在我對着路易斯做了個鬼臉后,我便往外面走去,決定去找德拉科解釋一下塞德里克和路易斯的事情。很快,我便在庭院裏找到了德拉科,不過他身邊卻站了個我沒見過的女生,我定睛望去,發現是一個布斯巴頓。也許是聽見了響動,德拉科抬起頭看了我一眼,我剛想跟他打招呼,他就垂下頭去,臉上帶着點柔和的笑意接着和她說話。我猶豫了一下,最後還是決定走近一點,只聽見那個女生正在詢問他海格的小屋怎麼走——布斯巴頓的馬車就停在那附近。
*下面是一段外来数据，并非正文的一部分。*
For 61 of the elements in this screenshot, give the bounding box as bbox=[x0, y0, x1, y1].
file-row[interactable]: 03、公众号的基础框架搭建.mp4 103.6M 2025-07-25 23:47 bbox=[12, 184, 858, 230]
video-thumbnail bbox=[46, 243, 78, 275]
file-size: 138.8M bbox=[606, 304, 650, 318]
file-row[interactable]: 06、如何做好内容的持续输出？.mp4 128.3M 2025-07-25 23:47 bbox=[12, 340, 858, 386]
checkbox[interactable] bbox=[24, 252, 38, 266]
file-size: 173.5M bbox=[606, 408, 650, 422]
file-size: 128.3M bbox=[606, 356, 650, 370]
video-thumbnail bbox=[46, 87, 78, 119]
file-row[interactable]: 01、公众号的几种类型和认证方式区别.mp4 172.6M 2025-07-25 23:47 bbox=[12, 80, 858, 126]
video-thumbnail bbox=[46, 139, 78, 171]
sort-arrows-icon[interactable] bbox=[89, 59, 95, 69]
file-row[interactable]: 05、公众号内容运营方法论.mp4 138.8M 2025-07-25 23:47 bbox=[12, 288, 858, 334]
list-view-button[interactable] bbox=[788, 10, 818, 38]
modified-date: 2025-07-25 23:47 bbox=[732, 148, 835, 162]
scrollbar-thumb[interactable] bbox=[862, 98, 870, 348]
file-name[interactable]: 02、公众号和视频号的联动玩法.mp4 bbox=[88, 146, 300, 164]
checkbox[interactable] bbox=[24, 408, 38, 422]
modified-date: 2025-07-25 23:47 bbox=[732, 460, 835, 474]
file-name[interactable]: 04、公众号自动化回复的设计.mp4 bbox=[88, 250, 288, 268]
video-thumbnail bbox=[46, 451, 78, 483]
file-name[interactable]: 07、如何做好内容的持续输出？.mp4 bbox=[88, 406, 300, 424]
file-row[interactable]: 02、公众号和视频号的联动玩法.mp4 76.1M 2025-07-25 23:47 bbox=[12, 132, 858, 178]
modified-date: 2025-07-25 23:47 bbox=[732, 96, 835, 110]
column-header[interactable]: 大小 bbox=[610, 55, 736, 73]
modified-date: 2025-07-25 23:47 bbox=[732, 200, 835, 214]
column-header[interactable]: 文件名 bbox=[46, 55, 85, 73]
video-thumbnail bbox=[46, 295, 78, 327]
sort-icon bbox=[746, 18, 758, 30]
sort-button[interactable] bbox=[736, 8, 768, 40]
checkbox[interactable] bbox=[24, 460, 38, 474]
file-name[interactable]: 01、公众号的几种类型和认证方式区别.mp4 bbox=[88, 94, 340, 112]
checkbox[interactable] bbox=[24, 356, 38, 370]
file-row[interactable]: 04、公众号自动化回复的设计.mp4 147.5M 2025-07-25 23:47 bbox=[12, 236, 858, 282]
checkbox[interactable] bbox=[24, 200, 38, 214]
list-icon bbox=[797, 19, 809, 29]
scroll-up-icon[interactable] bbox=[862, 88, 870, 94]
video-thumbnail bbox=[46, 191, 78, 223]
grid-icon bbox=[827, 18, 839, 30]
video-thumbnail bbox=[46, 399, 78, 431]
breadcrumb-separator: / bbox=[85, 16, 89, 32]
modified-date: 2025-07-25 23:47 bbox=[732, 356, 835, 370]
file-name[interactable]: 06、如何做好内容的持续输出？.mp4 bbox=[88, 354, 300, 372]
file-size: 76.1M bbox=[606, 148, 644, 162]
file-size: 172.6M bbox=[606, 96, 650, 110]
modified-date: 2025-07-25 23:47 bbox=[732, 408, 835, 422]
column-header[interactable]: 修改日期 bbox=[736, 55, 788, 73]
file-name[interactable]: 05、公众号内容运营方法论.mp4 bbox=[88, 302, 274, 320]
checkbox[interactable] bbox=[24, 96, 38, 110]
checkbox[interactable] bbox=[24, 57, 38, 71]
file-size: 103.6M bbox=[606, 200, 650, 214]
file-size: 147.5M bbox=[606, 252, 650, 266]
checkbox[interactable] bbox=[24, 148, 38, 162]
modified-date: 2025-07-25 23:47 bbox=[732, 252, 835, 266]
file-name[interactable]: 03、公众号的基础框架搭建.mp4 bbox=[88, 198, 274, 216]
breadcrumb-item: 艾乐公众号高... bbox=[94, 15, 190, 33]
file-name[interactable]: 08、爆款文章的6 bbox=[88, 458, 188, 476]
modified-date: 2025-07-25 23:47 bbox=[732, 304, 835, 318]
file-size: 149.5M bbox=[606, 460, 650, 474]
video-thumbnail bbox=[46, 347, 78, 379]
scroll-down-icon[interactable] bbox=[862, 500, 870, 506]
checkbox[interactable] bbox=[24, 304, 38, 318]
“……你得穿過城堡,”德拉科往身後抬起了胳膊,“看到了嗎?走下那個山坡,你就能找到你們的馬車了。”

“噢,謝謝你。”女生笑了起來,不知為何,我覺得那副笑容有些刺眼,她朝德拉科伸出手,說,“我叫貝爾·洛佩茲,很高興認識你。”

德拉科勾了勾嘴角,執起她的手,紳士地吻了一下:“德拉科,德拉科·馬爾福。”

“德拉科,”貝爾·洛佩茲叫起他的名字的時候,帶着一點奇怪的口音,“我喜歡這個名字,回見。”

我看着面前這副場景,一時之間竟不知道是該感到荒謬還是憤怒——德拉科什麼時候做自我介紹的時候會先說自己的教名了?還有那個吻手禮——“怎麼?”德拉科向我走來,語氣裏帶着些得意。

“沒什麼,”我咬緊了后槽牙,瞪了他一眼,說,“看來你認識了個新朋友,嗯?”

“你說貝爾,”德拉科懶洋洋地說,“她的確是一位迷人的女士。”

我挑了挑眉毛,努力抑制住自己的怒氣,憋出了一個假笑:“是嗎?我真為你感到高興。”說完,我便轉過身,往斯萊特林的休息室方向走去了。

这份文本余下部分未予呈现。